After a build-up dogged by controversies over gay rights, construction delays and security concerns, the 40,000 capacity Fisht stadium on the Black Sea in Sochi burst into cheers at 2014 local time (1614 GMT) for the start of the two-and-a-half hour ceremony.
Fireworks were set off as a young girl named Lyubov (Love), attached to a harness, appeared to walk in the air of the stadium above a procession of famous Russian landscapes.
There was an early glitch, however, when one of five illuminated snowflakes which were to morph into the five Olympic rings inside the arena, failed to light.
Few Games in recent times have been so inextricably linked with the name of one man.
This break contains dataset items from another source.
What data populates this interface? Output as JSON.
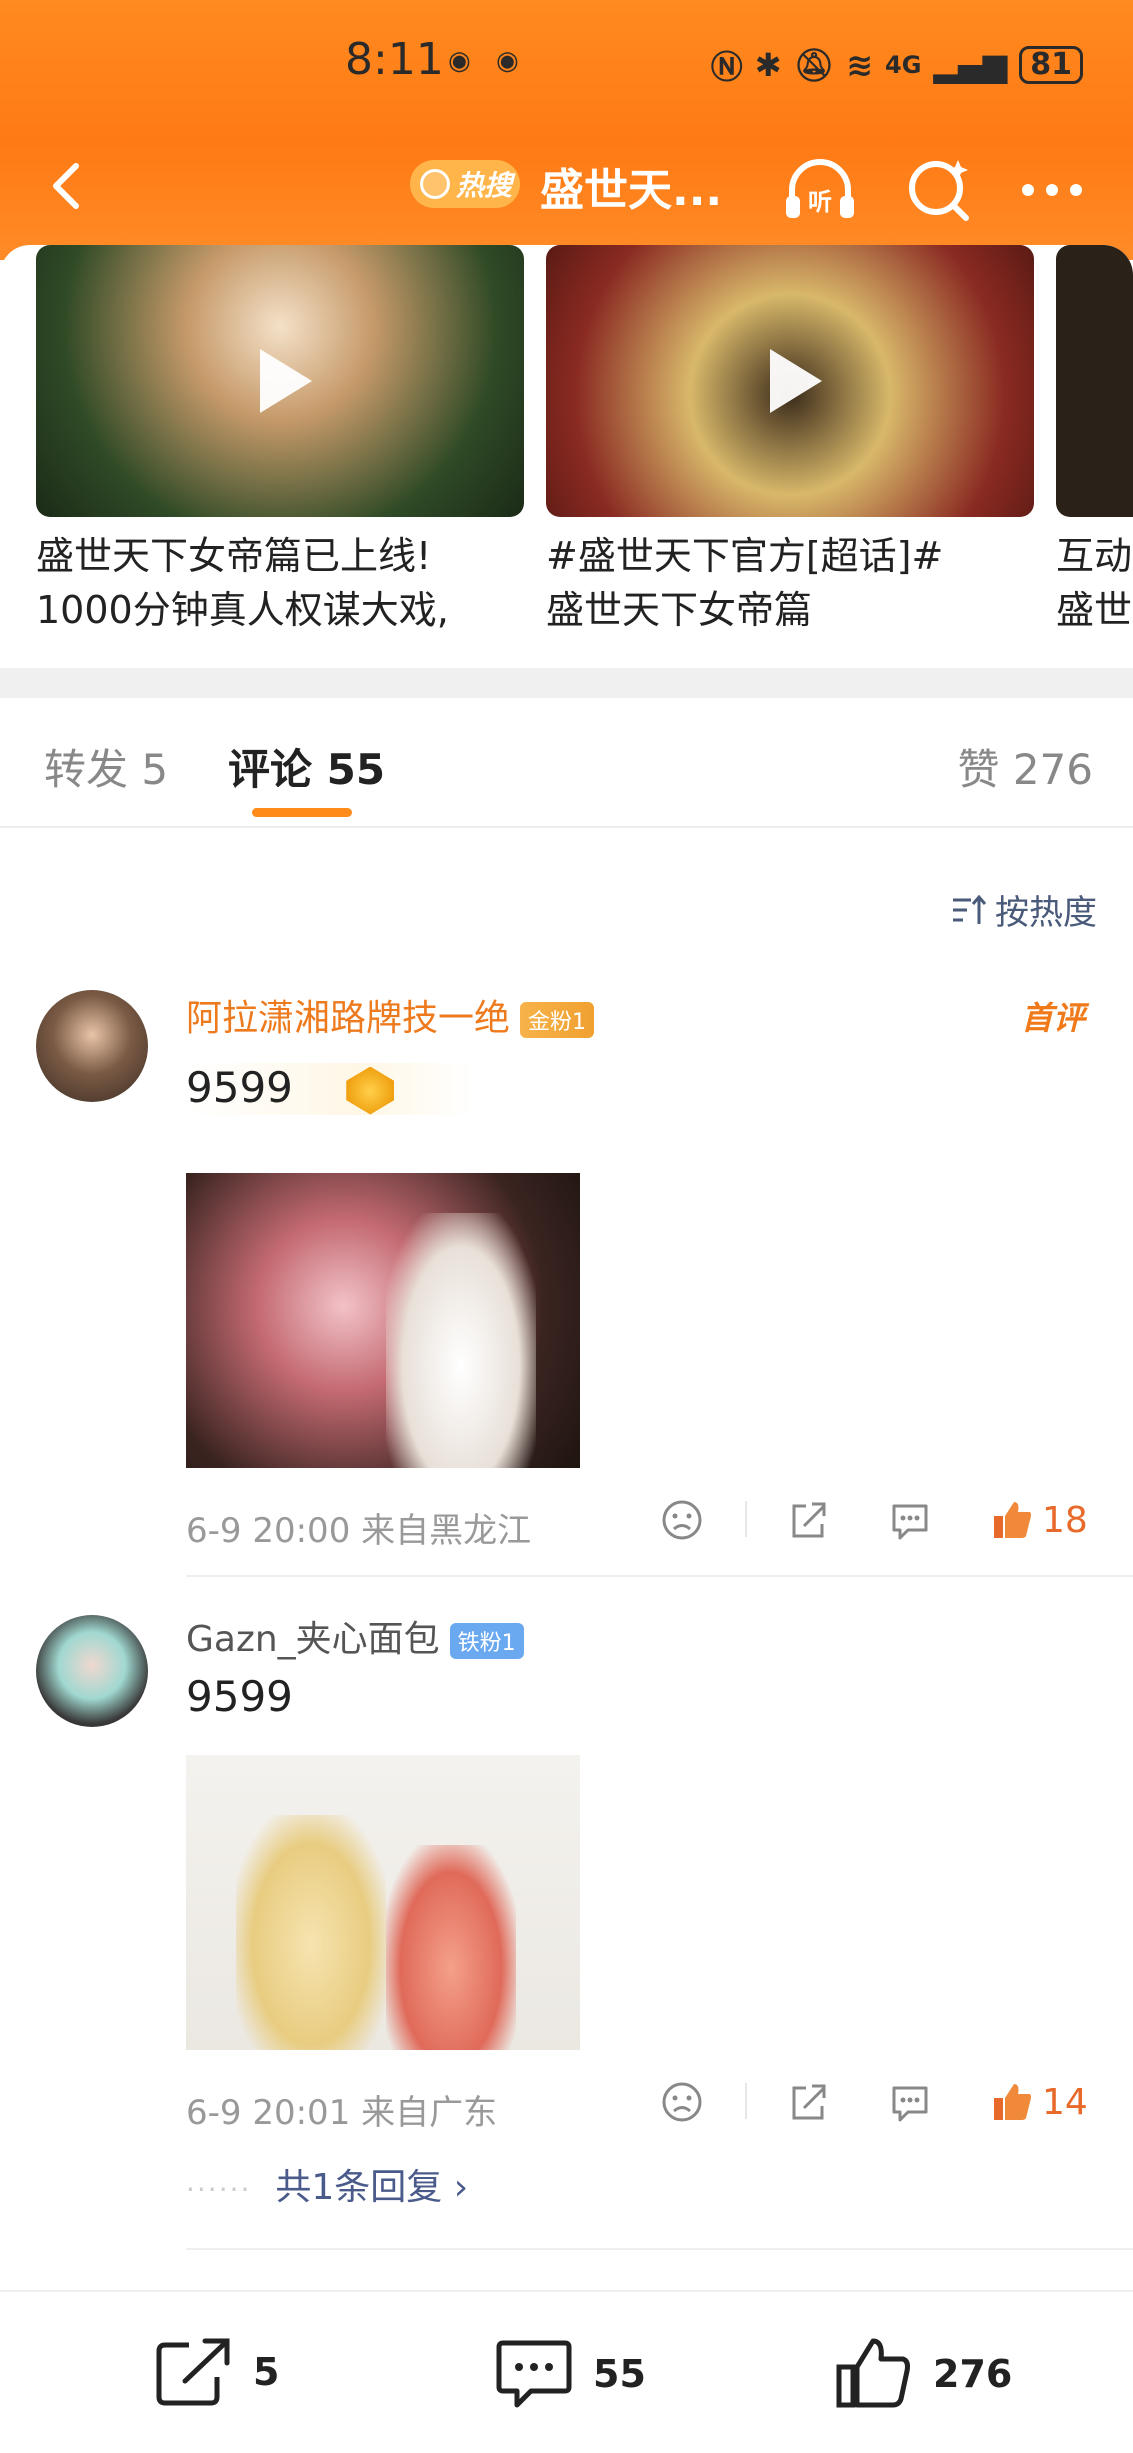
{
  "status_bar": {
    "time": "8:11",
    "network": "4G",
    "battery": "81"
  },
  "nav": {
    "hot_badge": "热搜",
    "title": "盛世天..."
  },
  "carousel": [
    {
      "line1": "盛世天下女帝篇已上线!",
      "line2": "1000分钟真人权谋大戏,"
    },
    {
      "line1": "#盛世天下官方[超话]#",
      "line2": "盛世天下女帝篇"
    },
    {
      "line1": "互动",
      "line2": "盛世"
    }
  ],
  "tabs": {
    "repost": "转发 5",
    "comments": "评论 55",
    "likes": "赞 276"
  },
  "sort_label": "按热度",
  "comments": [
    {
      "username": "阿拉潇湘路牌技一绝",
      "badge": "金粉1",
      "tag": "首评",
      "text": "9599",
      "meta": "6-9 20:00  来自黑龙江",
      "likes": "18"
    },
    {
      "username": "Gazn_夹心面包",
      "badge": "铁粉1",
      "text": "9599",
      "meta": "6-9 20:01  来自广东",
      "likes": "14",
      "replies": "共1条回复 ›"
    }
  ],
  "bottom_bar": {
    "reposts": "5",
    "comments": "55",
    "likes": "276"
  },
  "colors": {
    "header": "#ff7a14",
    "accent": "#ff8c1a",
    "like": "#e86a2a",
    "link": "#4a5a8a"
  }
}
Putin has championed the drive to host the Olympics in Sochi since before the successful bid in 2007 right up to the ceremony itself.
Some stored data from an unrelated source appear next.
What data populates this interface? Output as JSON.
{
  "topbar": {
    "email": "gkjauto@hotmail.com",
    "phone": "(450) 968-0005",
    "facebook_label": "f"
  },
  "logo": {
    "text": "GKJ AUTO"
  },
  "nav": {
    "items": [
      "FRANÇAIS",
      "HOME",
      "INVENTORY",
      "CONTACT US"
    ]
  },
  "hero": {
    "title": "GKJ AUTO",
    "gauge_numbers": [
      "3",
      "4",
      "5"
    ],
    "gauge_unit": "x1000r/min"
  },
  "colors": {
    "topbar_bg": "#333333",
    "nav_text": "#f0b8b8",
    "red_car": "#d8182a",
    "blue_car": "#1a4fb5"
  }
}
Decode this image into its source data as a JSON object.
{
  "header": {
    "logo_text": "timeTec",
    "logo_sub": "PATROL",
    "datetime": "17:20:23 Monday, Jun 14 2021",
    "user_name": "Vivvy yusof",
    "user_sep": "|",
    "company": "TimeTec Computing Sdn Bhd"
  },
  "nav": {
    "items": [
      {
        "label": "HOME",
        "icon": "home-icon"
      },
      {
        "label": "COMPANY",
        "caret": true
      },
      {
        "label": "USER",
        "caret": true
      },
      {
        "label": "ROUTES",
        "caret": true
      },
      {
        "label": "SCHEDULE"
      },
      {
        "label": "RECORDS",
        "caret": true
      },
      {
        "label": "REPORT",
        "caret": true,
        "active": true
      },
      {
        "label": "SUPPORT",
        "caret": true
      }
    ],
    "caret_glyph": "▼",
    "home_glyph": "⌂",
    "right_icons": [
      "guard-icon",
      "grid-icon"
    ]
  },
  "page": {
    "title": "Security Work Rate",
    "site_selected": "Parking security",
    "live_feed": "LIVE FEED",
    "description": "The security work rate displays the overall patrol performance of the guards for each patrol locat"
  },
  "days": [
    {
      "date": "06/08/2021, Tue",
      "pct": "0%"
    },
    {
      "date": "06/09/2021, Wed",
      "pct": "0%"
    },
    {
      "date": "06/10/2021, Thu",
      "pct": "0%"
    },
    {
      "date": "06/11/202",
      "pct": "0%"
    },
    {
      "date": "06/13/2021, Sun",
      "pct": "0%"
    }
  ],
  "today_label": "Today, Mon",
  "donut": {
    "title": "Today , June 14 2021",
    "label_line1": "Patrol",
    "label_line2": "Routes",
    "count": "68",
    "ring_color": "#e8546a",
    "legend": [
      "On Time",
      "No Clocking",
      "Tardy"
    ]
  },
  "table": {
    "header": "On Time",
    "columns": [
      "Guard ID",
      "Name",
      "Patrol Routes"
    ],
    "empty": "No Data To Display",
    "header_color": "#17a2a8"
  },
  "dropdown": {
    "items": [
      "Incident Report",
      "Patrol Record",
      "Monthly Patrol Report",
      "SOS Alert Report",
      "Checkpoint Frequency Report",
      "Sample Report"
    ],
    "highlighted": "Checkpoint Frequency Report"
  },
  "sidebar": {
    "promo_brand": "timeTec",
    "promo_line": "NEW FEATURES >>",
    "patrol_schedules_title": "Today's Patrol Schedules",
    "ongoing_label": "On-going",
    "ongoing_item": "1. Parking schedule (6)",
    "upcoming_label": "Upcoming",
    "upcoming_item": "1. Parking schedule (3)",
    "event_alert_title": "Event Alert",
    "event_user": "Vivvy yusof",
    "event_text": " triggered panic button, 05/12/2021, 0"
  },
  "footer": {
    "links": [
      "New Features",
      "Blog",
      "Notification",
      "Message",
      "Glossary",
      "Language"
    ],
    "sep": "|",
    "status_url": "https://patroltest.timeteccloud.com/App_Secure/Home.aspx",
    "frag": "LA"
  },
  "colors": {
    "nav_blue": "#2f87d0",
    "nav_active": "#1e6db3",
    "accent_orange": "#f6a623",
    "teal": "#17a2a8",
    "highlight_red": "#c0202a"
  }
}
Putin has welcomed more than 40 other heads of state and leaders for the ceremony, including UN Secretary General Ban Ki-moon, Chinese President Xi Jinping, and embattled Ukrainian President Viktor Yanukovych.
However US President Barack Obama as well as the leaders of key EU states Britain, France, and Germany are conspicuous by their absence, a move seen by many as a snub over Russia’s now notorious anti-gay law.
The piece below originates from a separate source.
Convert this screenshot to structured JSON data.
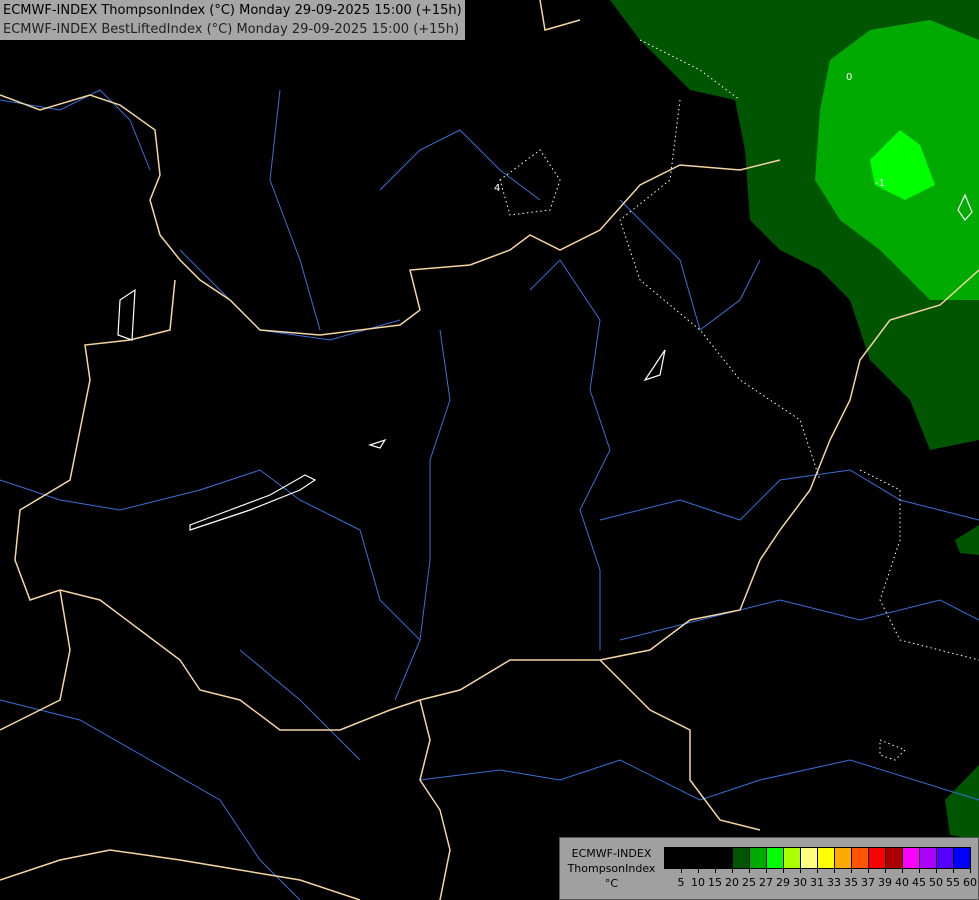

Some 3,500 fireworks weighing a total of 22.5 tonnes are being set off in the course of the ceremony which involves some 3,000 performers and 2,000 volunteers.
The ceremony aims to tell the story of Russia’s history — from ancient times through the imperial era and the revolution — in a way comprehensive and exciting for both Russians and foreigners.
“The main aim is that millions of people feel our love for Russia,” said Konstantin Ernst, the director general of Channel One who is the producer of the ceremony.
Russian female pop duo Tatu, known for their raunchy and sometimes lesbian-tinged music videos performed at the pre-show concert their hit song “Nas Ne Dogonyat” (“Not Gonna Get Us”).
Although both girls are heterosexual, their involvement could be seen as a coded riposte to Western allegations that Russia is intolerant of homosexuality.
But Ernst insisted that the group was simply being used as it was one of very few Russian pop bands known abroad. “We can’t boast such popular pop groups like London,” he said.
Given that Russia is best known for its prowess in classical music and ballet, these genres feature more in the ceremony than rock music.
The ceremony includes a new ballet based on the ball scene from Tolstoy’s novel “War and Peace” performed by dance stars including Svetlana Zakharova of the Bolshoi Ballet.
Burly shaven-headed boxer Nikolai Valuev plays the role of a giant but friendly Soviet policeman Uncle Styopa, a favourite Soviet children’s character who will probably bewilder outsiders.
For many older Russians, the ceremony may bring a pang of nostalgia for the 1980 Moscow Summer Games in the Soviet era, which are still remembered fondly, in particular for the cute mascot Misha the bear.
Russia was pulling out all the stops for the opening ceremony, clearly not wanting to be overshadowed by the astonishing shows put on by Summer Olympics hosts Beijing in 2008 and London in 2012.
But it remains to be seen whether the Sochi opening ceremony will shift the cloud of controversy that has hung over the Games, the most expensive in history with an estimated price tag of $50 billion.
In a symbolic gesture, Google marked the Winter Games by flying the gay flag Thursday in a search page Doodle that linked to a call for equality in the Olympic Charter.
There has also been criticism that not all the facilities were ready on time, in particular accommodation for media.
International Olympic Committee (IOC) president Thomas Bach admitted there “there is a small hiccup here or there” but said that so far operations were going smoothly.
Security concerns intensified as the United States announced a temporary ban on liquids and gels in hand luggage on Russia-bound flights, following a warning that militants could stuff explosives into toothpaste.
But President Barack Obama said Moscow has an “enormous stake” in thwarting terror at the Games and Secretary of State John Kerry said if his own daughter wanted to attend Sochi “I’d say go”.